Graf: Ich hatte Prostituierte, die für mich angeschafft haben. Dazu Beteiligungen an Klubs und illegalen Spiel-Casinos. Auf einmal hatte ich Geld, Frauen und Anerkennung.

SPOX: War es nicht schwer, sich an das Milieu zu gewöhnen?

Graf: Das geht relativ schnell. Man arbeitet nur noch nachts, die Ideale und Wertvorstellungen nehmen ab. Man trifft sich mit Kollegen, hat immer die gleichen Anlaufstellen und teilt das Finanzielle auf. Es ist fast schon ein geordneter Alltag.

SPOX: Haben Sie nicht in Angst gelebt? Vor der Polizei oder vor verfeindeten Banden?

Graf: Angst ist das falsche Wort. Natürlich ist man vorsichtig. Gewalt ist eine Währung auf der Straße, dessen muss man sich bewusst sein. Ich habe einige Schießereien erlebt und hatte immer das Glück, nie verletzt worden zu sein. Aber trotzdem habe ich mir keine Gedanken über mögliche Konsequenzen gemacht.

SPOX: Können Sie sich noch an den damaligen Charly Graf zurückerinnern? Quasi an Ihr junges Alter Ego?

Graf: Ich habe Sachen gemacht, die jenseits von Gut und Böse waren. Schuldgefühle kannte ich einfach nicht. Als Zuhälter verliert man sowieso den Respekt vor Frauen. Anders geht es auch gar nicht. Ich war ein asozialer Kotzbrocken, wenn man es auf den Punkt bringen will.
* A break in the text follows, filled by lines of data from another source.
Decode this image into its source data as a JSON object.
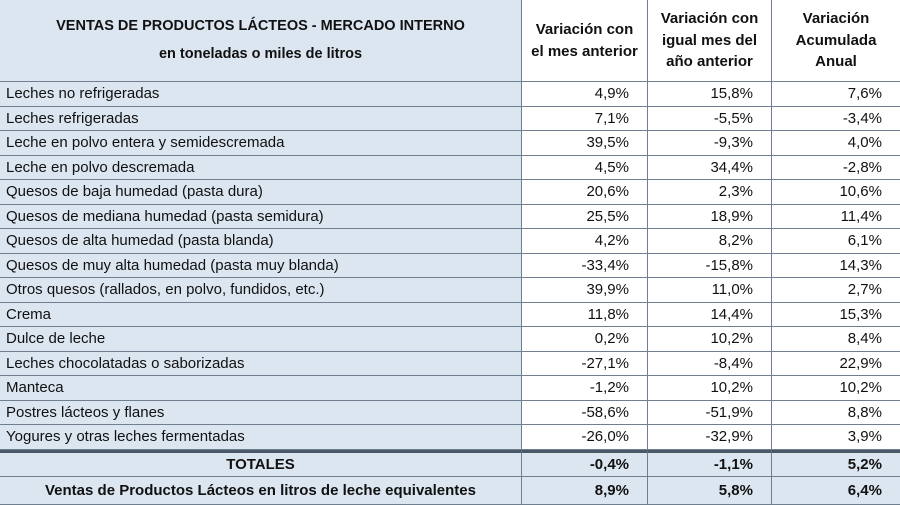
{
  "header": {
    "title": "VENTAS DE PRODUCTOS LÁCTEOS - MERCADO INTERNO",
    "subtitle": "en toneladas o miles de litros",
    "columns": [
      "Variación con el mes anterior",
      "Variación con igual mes del año anterior",
      "Variación Acumulada Anual"
    ]
  },
  "table": {
    "rows": [
      [
        "Leches no refrigeradas",
        "4,9%",
        "15,8%",
        "7,6%"
      ],
      [
        "Leches refrigeradas",
        "7,1%",
        "-5,5%",
        "-3,4%"
      ],
      [
        "Leche en polvo entera y semidescremada",
        "39,5%",
        "-9,3%",
        "4,0%"
      ],
      [
        "Leche en polvo descremada",
        "4,5%",
        "34,4%",
        "-2,8%"
      ],
      [
        "Quesos de baja humedad (pasta dura)",
        "20,6%",
        "2,3%",
        "10,6%"
      ],
      [
        "Quesos de mediana humedad (pasta semidura)",
        "25,5%",
        "18,9%",
        "11,4%"
      ],
      [
        "Quesos de alta humedad (pasta blanda)",
        "4,2%",
        "8,2%",
        "6,1%"
      ],
      [
        "Quesos de muy alta humedad (pasta muy blanda)",
        "-33,4%",
        "-15,8%",
        "14,3%"
      ],
      [
        "Otros quesos (rallados, en polvo, fundidos, etc.)",
        "39,9%",
        "11,0%",
        "2,7%"
      ],
      [
        "Crema",
        "11,8%",
        "14,4%",
        "15,3%"
      ],
      [
        "Dulce de leche",
        "0,2%",
        "10,2%",
        "8,4%"
      ],
      [
        "Leches chocolatadas o saborizadas",
        "-27,1%",
        "-8,4%",
        "22,9%"
      ],
      [
        "Manteca",
        "-1,2%",
        "10,2%",
        "10,2%"
      ],
      [
        "Postres lácteos y flanes",
        "-58,6%",
        "-51,9%",
        "8,8%"
      ],
      [
        "Yogures y otras leches fermentadas",
        "-26,0%",
        "-32,9%",
        "3,9%"
      ]
    ],
    "totals": [
      "TOTALES",
      "-0,4%",
      "-1,1%",
      "5,2%"
    ],
    "equivalent": [
      "Ventas de Productos Lácteos en litros de leche equivalentes",
      "8,9%",
      "5,8%",
      "6,4%"
    ]
  }
}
SPOX: Die Quittung dafür kassierten Sie einige Jahre später vom Staat. Wegen Glücksspiels, Zuhälterei und Rohheitsdelikten saßen Sie mit Unterbrechungen insgesamt rund zehn Jahre in Haft. Können Sie sich noch an das Gefühl erinnern, als Sie zum ersten Mal Ihre Zelle betraten?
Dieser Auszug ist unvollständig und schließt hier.